“Desde a carta de 1534 [de Pero Vaz de Caminha], é reconhecida a posse de terra por parte de indígenas", disse o ministro do Supremo Tribunal Federal (STF) Marco Aurélio Mello, ao apresentar o voto que reconheceu os direitos de posse de 14 povos que vivem na região do Parque Nacional do Xingu, no Mato Grosso. A decisão de Mello, relator do caso, foi acompanhada unanimemente pelos demais ministros.
As lideranças e entidades que representam as comunidades indígenas de todo o país comemoraram a decisão.
Os outros dois julgamentos que também estavam previstos para esta quarta foram adiados pelo STF. O primeiro diz respeito à polêmica do chamado “marco temporal”, que define os direitos de posse dos indígenas sobre seus territórios somente a partir da Constituição de 1988. O outro trata de um decreto que regulamenta terras quilombolas. Eles ainda não têm nova data para julgamento.
Para Luiz Henrique Eloy, advogado da Articulação dos Povos Indígenas do Brasil (Apib), a decisão do STF, favorável aos povos indígenas, põe fim a uma angústia histórica das comunidades. “Foi uma decisão importante porque os ministros reconheceram que a terra é indígena, portanto, nunca foi do estado, pois terra indígena é direito originário e jamais pode ser de domínio do estado ou de um particular”, disse, logo após a sessão do STF.
O estado de Mato Grosso pedia que o STF condenasse a União ao pagamento de uma indenização por suposta incorporação indevida de terras estaduais na época em que a demarcação da área indígena foi feita pela Fundação Nacional do Índio (Funai), na década de 1960.
Ministros
Durante a sessão, os magistrados entenderam que a alegação não se sustenta e que o estado não conseguiu provar a suposta propriedade do perímetro em questão.
“Além disso, desde a carta de 1534, é reconhecida a posse de terra por parte de indígenas, que estavam permanentemente localizados nela”, acrescentou o relator do processo, ministro Marco Aurélio Mello, citando o histórico documento do navegador português Pero Vaz de Caminha.
O magistrado também lembrou que o reconhecimento da posse desses territórios pelos indígenas está garantido não só na Constituição Federal de 1988 como foi assegurado nas outras Cartas Magnas que o país já teve.
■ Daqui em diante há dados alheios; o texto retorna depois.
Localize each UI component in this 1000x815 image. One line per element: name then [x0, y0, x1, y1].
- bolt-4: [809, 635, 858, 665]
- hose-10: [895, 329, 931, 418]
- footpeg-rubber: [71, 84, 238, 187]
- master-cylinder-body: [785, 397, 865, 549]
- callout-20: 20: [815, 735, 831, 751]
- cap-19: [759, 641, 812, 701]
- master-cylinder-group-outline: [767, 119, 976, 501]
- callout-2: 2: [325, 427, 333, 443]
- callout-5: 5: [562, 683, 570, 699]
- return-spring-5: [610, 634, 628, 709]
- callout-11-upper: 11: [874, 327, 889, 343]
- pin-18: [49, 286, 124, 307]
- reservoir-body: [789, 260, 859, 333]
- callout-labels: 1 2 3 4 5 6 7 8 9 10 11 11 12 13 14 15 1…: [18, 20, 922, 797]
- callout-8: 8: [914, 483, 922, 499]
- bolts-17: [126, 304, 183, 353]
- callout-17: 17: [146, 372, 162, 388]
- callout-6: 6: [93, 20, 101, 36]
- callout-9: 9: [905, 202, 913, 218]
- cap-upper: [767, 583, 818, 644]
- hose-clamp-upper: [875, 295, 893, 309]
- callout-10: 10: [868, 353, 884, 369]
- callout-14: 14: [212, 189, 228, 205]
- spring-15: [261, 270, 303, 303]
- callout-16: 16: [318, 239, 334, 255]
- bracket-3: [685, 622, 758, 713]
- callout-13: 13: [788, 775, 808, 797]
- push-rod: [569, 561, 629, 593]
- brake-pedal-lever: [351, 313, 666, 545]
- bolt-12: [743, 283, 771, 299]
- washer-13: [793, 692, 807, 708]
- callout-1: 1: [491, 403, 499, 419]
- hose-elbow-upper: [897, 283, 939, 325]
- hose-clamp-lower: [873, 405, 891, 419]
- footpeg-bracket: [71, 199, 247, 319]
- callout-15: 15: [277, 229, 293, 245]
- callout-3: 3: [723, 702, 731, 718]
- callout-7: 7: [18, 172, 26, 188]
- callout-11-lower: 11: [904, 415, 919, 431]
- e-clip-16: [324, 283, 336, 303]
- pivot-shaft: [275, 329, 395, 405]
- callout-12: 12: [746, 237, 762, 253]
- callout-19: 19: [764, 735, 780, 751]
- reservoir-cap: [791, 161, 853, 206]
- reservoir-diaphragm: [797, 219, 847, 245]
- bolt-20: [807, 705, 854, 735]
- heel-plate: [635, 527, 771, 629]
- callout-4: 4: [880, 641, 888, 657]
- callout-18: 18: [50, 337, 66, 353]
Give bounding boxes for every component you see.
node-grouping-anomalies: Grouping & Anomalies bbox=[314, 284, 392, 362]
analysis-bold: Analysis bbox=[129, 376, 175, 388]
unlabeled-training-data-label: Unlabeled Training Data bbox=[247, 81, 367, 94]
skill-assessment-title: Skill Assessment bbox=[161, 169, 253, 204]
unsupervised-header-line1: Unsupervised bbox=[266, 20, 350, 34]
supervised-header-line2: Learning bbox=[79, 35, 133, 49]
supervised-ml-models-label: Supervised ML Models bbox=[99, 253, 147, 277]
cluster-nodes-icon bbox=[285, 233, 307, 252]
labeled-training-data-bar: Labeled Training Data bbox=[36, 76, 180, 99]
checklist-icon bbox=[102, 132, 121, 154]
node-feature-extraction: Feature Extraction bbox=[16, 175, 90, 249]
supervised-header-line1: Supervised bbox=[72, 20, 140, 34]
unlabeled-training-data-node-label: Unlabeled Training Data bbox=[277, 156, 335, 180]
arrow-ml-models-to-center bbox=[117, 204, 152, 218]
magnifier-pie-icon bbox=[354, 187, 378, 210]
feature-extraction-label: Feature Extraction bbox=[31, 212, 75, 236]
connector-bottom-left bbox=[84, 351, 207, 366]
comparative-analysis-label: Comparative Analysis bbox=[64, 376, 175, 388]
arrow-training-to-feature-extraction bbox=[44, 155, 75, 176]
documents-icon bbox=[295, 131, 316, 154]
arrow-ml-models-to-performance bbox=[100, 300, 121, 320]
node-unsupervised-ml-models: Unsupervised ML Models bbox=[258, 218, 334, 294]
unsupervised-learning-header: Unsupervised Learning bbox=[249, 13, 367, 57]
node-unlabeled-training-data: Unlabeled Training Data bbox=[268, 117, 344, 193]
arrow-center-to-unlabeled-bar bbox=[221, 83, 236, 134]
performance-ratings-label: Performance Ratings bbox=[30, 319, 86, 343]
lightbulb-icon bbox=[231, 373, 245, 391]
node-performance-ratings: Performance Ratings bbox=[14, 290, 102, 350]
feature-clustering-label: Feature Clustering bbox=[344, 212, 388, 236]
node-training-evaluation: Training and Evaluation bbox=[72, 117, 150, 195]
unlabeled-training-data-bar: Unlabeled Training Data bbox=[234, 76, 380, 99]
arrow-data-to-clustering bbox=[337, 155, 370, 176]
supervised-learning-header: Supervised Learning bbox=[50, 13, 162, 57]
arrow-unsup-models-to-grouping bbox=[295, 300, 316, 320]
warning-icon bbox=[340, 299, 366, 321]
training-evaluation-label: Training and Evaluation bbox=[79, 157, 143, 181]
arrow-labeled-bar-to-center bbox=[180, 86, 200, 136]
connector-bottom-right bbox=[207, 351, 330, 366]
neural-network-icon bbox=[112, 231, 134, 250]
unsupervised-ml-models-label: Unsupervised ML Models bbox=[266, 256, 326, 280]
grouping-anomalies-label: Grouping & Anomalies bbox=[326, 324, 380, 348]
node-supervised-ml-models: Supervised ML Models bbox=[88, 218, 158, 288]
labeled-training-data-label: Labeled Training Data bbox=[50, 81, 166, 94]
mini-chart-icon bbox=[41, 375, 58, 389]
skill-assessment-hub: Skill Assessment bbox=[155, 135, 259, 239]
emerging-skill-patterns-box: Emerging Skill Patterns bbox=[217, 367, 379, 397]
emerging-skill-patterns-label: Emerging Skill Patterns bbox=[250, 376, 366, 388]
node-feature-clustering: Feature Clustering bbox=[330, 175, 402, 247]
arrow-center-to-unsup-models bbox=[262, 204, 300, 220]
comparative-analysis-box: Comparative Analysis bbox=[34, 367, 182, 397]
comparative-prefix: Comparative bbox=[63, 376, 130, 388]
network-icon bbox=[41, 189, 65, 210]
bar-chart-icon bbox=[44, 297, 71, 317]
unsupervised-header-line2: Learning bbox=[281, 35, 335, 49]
Ele citou ainda estudos antropológicos que atestam cientificamente a presença de indígenas no Brasil ao longo de centenas de anos.
Quilombolas
Para Givânia Silva, da Confederação Nacional das Comunidades Quilombolas (Conac), o placar da votação é resultado de uma luta conjunta travada por indígenas e quilombolas não só no Judiciário, mas nos demais poderes da República.
“Eu celebro com os índios essa primeira vitória, na expectativa de que, assim que o processo sobre os quilombolas for posto em pauta novamente, nós possamos ampliar essa vitória da história de resistência dos povos contra a ditadura dos opressores”, disse a dirigente, em entrevista ao Brasil de Fato.
Ela se refere também ao processo que seria julgado pelo Tribunal, referente à regulamentação de terras de quilombos. A apreciação do caso acabou sendo adiada, mas, segundo a Conac, as comunidades permanecerão articuladas pelo reconhecimento dos territórios.
Nessa terça-feira (15), lideranças indígenas e quilombolas entregaram à presidente do STF, ministra Carmen Lucia, um abaixo-assinado com 70 mil assinaturas pedindo a consideração dos direitos das comunidades nos referidos processos. A Conac pretende alcançar 200 mil assinaturas nas próximas semanas.
“O que está se colocando não é simplesmente uma ação, e sim vidas que estão em jogo”, disse Givânia Silva, acrescentando ainda que a matéria é de interesse nacional e tem relevância para a preservação do meio ambiente.